# Roubaix Pro vs Roubaix Comp



## zacka (Aug 19, 2004)

Is there a difference between the Roubaix Pro frame and fork compared to a Roubaix Comp frame and fork? Other than the name on the top tube and the components. Thanks for any info


----------



## paipo (Jul 24, 2004)

zacka said:


> Is there a difference between the Roubaix Pro frame and fork compared to a Roubaix Comp frame and fork? Other than the name on the top tube and the components. Thanks for any info


My LBS where I bought my Comp said there was no difference with the frameset/fork except for the Comp and Pro logo. The Pro is full DuraAce double and wheelset and the Comp is Ultegrea w/FSA Pro crankarm triple and Kysrium wheelset...but you already knew that, didn't you?  

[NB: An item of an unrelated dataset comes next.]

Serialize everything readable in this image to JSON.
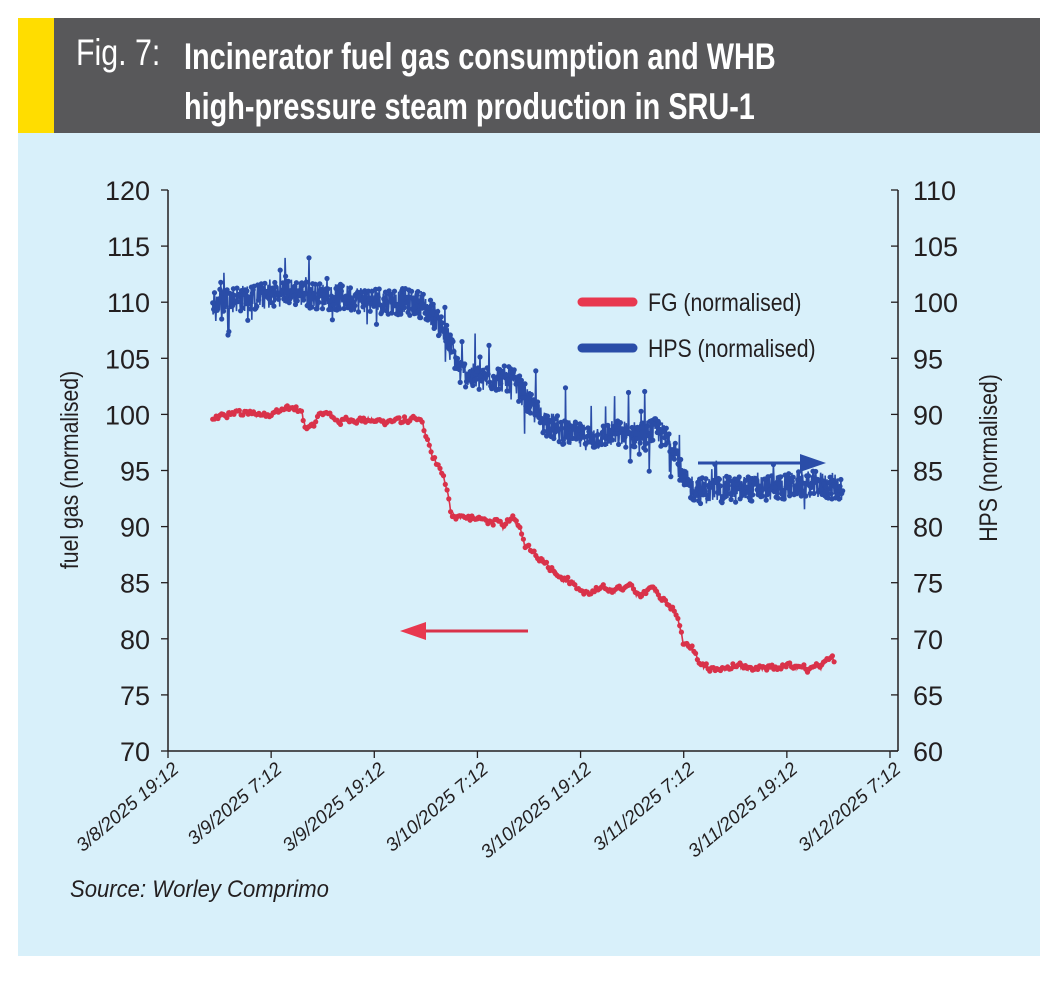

btw...I'm absolutely enjoying my Comp27 triple!


----------



## zacka (Aug 19, 2004)

paipo said:


> My LBS where I bought my Comp said there was no difference with the frameset/fork except for the Comp and Pro logo. The Pro is full DuraAce double and wheelset and the Comp is Ultegrea w/FSA Pro crankarm triple and Kysrium wheelset...but you already knew that, didn't you?
> 
> btw...I'm absolutely enjoying my Comp27 triple!


Thanks paipo for the reply, I think they are the same. I'm gonna go with the Comp too, also since the price is right. Parts can be upgraded more easily, if needed or wanted later.


----------



## Xyzzy (Mar 22, 2004)

All the Comps I have seen locally have the Shimano 540 wheelset instead of the Mavics... I was all set to get a Comp but that wheelset was a deal killer for me... Apparently this is a mid-year production run change... It is documented on their website somewhere in small print...


----------



## Caadrider (Aug 16, 2003)

*only colour,*

the comp is gloss carbon and the pro is matt.

P/S i love my pro!!!!


----------